Cyndi's Two Cents

Household guide

Commentary:

In 1951, the Christian Mission at Glasgow Christian Church in Glasgow, Illinois sponsored the printing of a spiral-bound booklet featuring 1001 helpful household hints.  “Your Household Guide” might have been a fundraiser for this group of ladies that included my grandma, great-grandma, great-great aunts and women that were not related but that my dad had grown up recognizing as aunts.

Glasgow is a very small town in a very small county in west central Illinois. Although I grew up on rural route Winchester, Glasgow was the nearest “town” and home to my great-grandma and all of those “aunts.”

When I was sorting through Grandma’s cookbooks, I came across this little gem of a guide.  There are chapters on everything from baking to sewing, flowers to insects, laundry to business laws, employers quarterly federal tax returns to paints, and wedding anniversaries to federal old age benefits. 
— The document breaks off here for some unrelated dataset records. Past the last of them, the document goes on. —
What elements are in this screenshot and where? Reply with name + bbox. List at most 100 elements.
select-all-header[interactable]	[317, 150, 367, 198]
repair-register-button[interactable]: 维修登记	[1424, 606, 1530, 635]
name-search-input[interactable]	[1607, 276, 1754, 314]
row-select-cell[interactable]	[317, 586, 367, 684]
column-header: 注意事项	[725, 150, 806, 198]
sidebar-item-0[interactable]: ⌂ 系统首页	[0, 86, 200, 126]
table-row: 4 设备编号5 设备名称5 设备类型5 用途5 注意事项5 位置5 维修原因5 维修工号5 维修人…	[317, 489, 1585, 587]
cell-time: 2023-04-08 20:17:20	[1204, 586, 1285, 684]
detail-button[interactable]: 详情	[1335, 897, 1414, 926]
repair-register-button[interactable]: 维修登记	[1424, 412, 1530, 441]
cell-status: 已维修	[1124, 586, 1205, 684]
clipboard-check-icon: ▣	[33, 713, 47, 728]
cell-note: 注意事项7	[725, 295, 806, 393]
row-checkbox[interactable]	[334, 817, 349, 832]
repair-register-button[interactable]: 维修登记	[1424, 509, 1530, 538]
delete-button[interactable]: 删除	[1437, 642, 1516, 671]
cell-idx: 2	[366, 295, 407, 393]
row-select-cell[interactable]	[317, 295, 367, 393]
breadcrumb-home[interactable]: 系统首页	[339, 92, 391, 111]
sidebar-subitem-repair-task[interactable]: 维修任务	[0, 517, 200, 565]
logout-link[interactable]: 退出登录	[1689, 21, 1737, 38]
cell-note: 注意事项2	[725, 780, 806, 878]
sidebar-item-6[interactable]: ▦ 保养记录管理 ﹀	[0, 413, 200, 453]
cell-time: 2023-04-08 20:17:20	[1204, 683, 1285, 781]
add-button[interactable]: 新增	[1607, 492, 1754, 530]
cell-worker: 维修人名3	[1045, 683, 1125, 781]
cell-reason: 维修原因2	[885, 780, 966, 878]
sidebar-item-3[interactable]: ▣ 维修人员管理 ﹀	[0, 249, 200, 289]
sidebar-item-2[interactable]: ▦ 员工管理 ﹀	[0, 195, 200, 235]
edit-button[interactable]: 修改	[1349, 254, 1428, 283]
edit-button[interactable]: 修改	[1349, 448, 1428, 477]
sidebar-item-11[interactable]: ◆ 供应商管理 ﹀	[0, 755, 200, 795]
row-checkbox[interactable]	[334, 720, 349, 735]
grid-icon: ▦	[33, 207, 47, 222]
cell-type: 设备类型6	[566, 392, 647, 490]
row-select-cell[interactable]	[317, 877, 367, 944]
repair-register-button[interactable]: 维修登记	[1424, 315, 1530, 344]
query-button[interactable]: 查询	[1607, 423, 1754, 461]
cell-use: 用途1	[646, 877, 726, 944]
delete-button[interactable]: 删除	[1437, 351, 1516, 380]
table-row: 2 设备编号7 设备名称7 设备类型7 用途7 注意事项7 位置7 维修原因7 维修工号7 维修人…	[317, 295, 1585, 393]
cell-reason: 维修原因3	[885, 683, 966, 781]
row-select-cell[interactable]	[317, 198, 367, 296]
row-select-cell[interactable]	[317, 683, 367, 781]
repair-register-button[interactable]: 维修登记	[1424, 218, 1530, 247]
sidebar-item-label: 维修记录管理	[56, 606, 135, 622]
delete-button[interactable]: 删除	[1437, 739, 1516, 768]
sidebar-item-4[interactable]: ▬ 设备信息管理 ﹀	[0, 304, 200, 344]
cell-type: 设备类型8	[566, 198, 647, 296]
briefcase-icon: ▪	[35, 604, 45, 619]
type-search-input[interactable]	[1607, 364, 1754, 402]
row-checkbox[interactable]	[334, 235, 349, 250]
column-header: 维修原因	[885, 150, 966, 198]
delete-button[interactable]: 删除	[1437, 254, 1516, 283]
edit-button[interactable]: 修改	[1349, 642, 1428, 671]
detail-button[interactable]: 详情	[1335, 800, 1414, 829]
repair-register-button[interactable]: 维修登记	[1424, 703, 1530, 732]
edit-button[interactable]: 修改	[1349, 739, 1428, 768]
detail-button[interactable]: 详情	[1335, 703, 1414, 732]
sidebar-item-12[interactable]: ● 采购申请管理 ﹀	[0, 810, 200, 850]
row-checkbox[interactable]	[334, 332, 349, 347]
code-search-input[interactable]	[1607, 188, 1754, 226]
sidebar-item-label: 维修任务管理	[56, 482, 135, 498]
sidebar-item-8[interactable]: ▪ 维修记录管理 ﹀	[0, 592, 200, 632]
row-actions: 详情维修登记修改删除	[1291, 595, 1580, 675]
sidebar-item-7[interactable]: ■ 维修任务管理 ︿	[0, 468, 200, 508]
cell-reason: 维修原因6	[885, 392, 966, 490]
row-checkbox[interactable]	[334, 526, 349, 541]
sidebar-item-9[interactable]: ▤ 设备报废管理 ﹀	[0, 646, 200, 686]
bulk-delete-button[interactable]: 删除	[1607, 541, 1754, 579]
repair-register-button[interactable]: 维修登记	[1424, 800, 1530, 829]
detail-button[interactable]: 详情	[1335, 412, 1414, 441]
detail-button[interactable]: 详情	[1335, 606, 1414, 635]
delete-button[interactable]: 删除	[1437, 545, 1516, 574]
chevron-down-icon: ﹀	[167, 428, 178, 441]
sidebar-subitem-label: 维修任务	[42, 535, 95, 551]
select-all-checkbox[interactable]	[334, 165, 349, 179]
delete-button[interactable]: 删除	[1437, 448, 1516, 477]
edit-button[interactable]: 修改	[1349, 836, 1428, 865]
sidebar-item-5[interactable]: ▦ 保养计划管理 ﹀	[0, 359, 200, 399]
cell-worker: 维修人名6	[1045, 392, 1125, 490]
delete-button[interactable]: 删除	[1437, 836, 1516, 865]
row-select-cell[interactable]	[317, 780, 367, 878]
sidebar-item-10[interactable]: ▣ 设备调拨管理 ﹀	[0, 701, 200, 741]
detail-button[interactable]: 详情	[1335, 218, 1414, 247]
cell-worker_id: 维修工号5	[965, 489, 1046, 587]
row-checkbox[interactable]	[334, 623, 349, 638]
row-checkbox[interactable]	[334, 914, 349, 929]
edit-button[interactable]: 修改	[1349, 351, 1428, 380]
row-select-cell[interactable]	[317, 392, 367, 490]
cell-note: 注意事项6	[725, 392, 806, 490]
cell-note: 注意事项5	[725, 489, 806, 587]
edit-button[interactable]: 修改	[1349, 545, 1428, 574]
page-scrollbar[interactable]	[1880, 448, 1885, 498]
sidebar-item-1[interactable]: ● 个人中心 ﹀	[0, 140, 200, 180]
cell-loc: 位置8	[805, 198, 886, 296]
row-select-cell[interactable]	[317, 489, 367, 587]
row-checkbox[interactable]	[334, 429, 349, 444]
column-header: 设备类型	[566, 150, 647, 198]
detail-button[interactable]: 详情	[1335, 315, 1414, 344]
The guide has been tucked away in a corner of a kitchen cabinet for several years now.  I stumbled across it while looking for a ladle last week and once I began to skim through, found myself mesmerized by the contents, prompting me to share a few of the pointers with you.

Business Laws:

  • Signatures with lead pencil are good in law.
  • A contract with a minor or a lunatic is void.
  • A note obtained by fraud or given by an intoxicated person cannot be collected.

Baking:

  • Do not grease the sides of cake pans.  How would you like to climb a greased pole?

Gardening:

  • To keep bugs out of beans which are to be kept for seed, use 1-part lime to 6 parts beans.  Sift over and through.
  • To kill worms on cabbage, take 1 tablespoon of Paris Green and 9 parts of flour and dust on cabbage.

Insects:

  • Piano (to protect):  Moths and mice are the greatest enemies a piano has. Lightly dusting the felt parts with Paris Green every two years keep them away for a lifetime.
  • Moths do not like turpentine. When washing your blankets in the spring, put several tablespoons of turpentine in the wash water.  The moths will then stay away from the blankets and by the time these blankets are needed in the fall the odor will have evaporated.
  • Moths:  To keep out of carpets, add a little turpentine to one-half bucket of water.  Dampen broom in this mixture and sweep.
  • Good Cheap Liniment: Break end of 1 egg open.  Put the egg in a glass bottle.  Fill the shell with turpentine.  Also fill it with vinegar.  Put both in bottle with egg and shake well.  It is ready for use.

Laundry:

  • To renovate a dust mop, put a large tablespoonful of concentrated lye in an old pail half full of boiling water and let the mop boil in it.  After rinsing several times, the mop will be as good as new.
  • To whiten laces, wash them in sour milk.

Times and the tools we use to accomplish our “household” tasks have changed but we still want our cakes to rise, our laces white and our cabbage without worms!